Night on the tiles: the misconceptions of Scrabble
Outing yourself as a keen Scrabble player is often a bit like admitting to wearing the same pair of long johns for four days in a row. People will often look at you as if you’re a bit of an oddity; the type of person who would sit alone in a dark room with a video of Test Card F playing while scouring through a dictionary and feverishly scribbling down notes of ‘interesting’ words with a quill pen.

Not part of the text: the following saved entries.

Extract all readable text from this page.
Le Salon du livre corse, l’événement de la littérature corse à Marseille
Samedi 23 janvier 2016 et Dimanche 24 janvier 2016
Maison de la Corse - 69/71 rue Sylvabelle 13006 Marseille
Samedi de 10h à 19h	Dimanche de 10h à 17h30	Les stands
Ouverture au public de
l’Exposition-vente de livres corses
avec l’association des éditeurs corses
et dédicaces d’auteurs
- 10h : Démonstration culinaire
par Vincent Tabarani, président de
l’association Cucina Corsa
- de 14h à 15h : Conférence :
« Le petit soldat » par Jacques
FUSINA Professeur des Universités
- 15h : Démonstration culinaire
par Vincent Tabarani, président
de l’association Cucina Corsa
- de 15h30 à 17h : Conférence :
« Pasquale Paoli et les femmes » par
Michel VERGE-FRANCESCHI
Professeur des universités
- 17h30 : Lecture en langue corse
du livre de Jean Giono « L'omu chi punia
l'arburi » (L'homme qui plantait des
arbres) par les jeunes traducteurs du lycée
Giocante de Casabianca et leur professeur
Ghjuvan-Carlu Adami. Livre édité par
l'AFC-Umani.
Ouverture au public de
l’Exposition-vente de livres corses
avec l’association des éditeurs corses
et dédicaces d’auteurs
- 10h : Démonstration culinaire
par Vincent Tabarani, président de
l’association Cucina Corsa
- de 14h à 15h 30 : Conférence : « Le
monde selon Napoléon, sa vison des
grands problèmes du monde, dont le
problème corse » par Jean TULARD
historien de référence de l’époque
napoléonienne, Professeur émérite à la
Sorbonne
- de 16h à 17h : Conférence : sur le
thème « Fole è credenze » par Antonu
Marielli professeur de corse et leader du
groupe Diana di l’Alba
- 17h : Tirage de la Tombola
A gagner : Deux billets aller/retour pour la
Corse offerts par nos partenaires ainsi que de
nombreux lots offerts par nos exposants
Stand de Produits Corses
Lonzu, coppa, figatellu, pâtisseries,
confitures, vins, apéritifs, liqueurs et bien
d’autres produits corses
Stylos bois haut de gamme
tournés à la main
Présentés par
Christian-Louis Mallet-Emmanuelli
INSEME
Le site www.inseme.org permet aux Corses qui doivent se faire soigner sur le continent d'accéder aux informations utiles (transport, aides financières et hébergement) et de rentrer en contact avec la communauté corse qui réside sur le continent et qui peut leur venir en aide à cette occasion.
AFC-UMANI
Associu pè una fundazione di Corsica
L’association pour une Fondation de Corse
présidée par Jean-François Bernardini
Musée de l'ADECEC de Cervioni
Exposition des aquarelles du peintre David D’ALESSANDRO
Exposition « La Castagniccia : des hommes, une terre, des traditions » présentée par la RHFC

Scrabble is a game that does attract a certain type of personality – often eccentric – but most keen players of the game are interesting, intelligent and, above all, very friendly. The game suffers from some misconceptions that perhaps put a lot of wordsmiths off playing, so here are three of the main myths about taking part in the word-wise game:
1. You need to make as long a word as possible
Although the 50-point bonus obtained for using all the letters on your rack is always welcome, the best way to get good at Scrabble is to remember the short words playable. It’s very rare for words of more than nine letters to appear.
There are 125 two-letter words you can play in British Scrabble – you will know many of them (AM, BE, DO, HE, IF, IN, NO, SO, TO, WE, etc), but are you familiar with CH (an obsolete dialect form of the personal pronoun ‘I’), FY (an expression of disapproval), KO (a digging stick) or YU (a Chinese jadestone)?
These are so useful because you can bridge them onto existing words to create another word in the opposite direction. For example, if your opponent starts the game by playing the word PANTO across, rather than criss-crossing that word, you could place a K above the O to form KO reading downwards, then play the word KEY across. This would be especially worth doing if the K (worth five points) was on a premium square, as your points for the letter would double or triple for both KO and KEY.
2. Letters like Q, Z, X and J are a nuisance
Actually, players often see these less commonly used tiles as a chance to score highly without using many letters. This, again, is where the two-letter and three-letter words come in.
Worth eight points, X is a brilliant letter to have on your rack, because you can always use it if there is an available vowel. You might know AX, EX and OX, but what about the Greek letter XI and the archaic Vietnamese currency XU? It’s also well worth knowing QI (Chinese life force), ZO (a Tibetan yak) and ZA (apparently a slang term for a pizza). Bear in mind as well that your score can rocket if you place the high-scoring letter on a double or triple letter score square, and even more so if you can form another word with it in the opposite direction. It’s therefore not uncommon for 50-60 points to be earned for playing any of these short words.
The most awkward letter to have is probably V, in fact, because it’s the only letter contained in no valid two-letter words and is worth a stingy four points.
3. You need to have a huge vocabulary
You can certainly learn new words and how to use them by playing Scrabble, and having a way with words in the first place is certainly an advantage, but players regularly lay down words without knowing what they mean.
You don’t have to be able to define the word to be able to score for it. Generally, players just become familiar with common patterns of letters, good words for getting rid of a rack heavy with vowels or consonants and short words with one or more high-scoring letters. Few players sit down and memorise them, but simply learn them through repeated playing.
Some players do find that knowing the definition helps them to remember the word, and doing so can expand the game beyond simply knowing patterns of letters and bring some general knowledge into things, but seasoned players often get tired of hearing “what does that mean?” after every unusual word they play.
It’s never been easier to start a game of Scrabble, and you can do so on Facebook and several other online sources, but there’s no substitute for having a physical set and playing an opponent at a table over a tea, coffee or a pint. Your game is bound to improve from the experience of completing directly with avid players, and it makes you really appreciate the wit and tactics of the 75-year-old game.
As a starting point, I would thoroughly recommend the Association of British Scrabble Players website (www.absp.org.uk), at which you’ll be able to find details of your local club.